Switching loss innovations

Investments in semiconductor technology are clearly necessary in order to achieve excellent device performance and FoMs. This can include innovations to improve existing technologies or the development of new materials with fundamentally better performance, such as gallium nitride (GaN) technology for higher-voltage switching applications.

Figure 7 compares a 3.3-V to 1.8-V buck converter using different power process technologies from Texas Instruments (TI). The TPS54319 uses TI’s previous power process node, while the TPS62088 uses TI’s latest power process node with lower RQ FoMs. As the efficiency curve shows, the TPS62088 is able to switch at 4 MHz compared to the TPS54319 switching at 2 MHz while maintaining virtually the same efficiency. This can halve the size of the external inductor.
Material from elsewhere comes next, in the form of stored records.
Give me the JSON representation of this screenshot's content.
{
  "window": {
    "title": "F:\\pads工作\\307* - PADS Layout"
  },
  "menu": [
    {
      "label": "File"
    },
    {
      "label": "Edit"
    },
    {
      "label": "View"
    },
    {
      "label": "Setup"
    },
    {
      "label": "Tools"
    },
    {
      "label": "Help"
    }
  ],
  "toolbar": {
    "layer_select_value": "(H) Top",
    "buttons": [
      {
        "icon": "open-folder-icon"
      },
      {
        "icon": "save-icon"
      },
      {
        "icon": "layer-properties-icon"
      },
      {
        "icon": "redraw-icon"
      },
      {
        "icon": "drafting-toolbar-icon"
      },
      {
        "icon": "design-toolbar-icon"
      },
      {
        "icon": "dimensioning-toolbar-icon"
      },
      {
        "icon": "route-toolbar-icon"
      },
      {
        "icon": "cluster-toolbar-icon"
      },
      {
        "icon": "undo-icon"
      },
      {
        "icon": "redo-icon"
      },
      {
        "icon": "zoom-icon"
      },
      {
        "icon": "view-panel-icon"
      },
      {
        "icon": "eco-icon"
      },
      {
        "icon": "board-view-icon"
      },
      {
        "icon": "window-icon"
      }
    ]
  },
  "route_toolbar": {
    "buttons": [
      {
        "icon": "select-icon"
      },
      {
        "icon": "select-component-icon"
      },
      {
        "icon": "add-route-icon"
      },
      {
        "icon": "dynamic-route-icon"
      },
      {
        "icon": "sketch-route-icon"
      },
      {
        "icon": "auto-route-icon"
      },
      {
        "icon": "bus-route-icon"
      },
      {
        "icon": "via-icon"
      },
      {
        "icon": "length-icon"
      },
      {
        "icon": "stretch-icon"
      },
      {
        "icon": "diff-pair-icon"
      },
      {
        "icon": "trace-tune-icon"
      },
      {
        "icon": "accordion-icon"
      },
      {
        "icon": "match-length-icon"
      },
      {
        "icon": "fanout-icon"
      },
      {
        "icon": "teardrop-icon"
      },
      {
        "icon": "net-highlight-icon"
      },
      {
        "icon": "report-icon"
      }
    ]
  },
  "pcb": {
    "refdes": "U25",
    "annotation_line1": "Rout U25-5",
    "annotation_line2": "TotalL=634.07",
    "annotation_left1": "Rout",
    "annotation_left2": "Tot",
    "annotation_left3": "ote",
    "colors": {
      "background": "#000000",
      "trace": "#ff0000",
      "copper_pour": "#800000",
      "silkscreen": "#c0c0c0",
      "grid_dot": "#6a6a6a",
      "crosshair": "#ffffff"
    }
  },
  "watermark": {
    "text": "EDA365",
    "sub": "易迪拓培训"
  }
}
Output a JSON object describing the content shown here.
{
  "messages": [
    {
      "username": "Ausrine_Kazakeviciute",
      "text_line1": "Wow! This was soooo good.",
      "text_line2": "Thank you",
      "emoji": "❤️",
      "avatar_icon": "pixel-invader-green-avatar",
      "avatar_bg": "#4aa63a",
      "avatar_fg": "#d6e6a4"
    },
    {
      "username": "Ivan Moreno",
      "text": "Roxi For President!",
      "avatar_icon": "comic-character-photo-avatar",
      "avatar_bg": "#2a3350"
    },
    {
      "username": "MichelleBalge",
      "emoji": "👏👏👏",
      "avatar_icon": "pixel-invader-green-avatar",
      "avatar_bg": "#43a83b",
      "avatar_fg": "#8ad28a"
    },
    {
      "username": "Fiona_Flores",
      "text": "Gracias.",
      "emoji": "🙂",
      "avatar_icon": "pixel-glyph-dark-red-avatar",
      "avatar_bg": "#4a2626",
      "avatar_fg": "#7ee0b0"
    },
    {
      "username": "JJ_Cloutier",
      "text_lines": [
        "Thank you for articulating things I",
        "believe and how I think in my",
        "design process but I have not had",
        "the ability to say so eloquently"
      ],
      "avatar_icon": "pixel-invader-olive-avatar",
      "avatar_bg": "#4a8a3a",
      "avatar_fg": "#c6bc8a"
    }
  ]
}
In addition, because TI’s new power process node also enables significant R_SP reduction, the overall package size drops from 4 mm² to 0.96 mm². Although this size reduction is very attractive from a power density perspective, it also introduces challenges with respect to temperature rise, which we will address in an upcoming section.

The TPS54319 switches at 2 MHz and is using TI’s previous power process node, while the TPS62088 switches at 4 MHz using TI’s newest power process with improved switching FoMs

GaN’s unique combination of zero reverse recovery, low output charge and high slew rate enable new totem-pole topologies such as bridgeless power factor correction. These topologies have higher efficiency and power density that silicon MOSFETs cannot achieve. Figure 8 compares of TI GaN technology at 600 V compared to some of the industry’s best silicon carbide (SiC) and superjunction silicon devices. TI GaN technology offers substantially lower losses and thus enables higher frequency.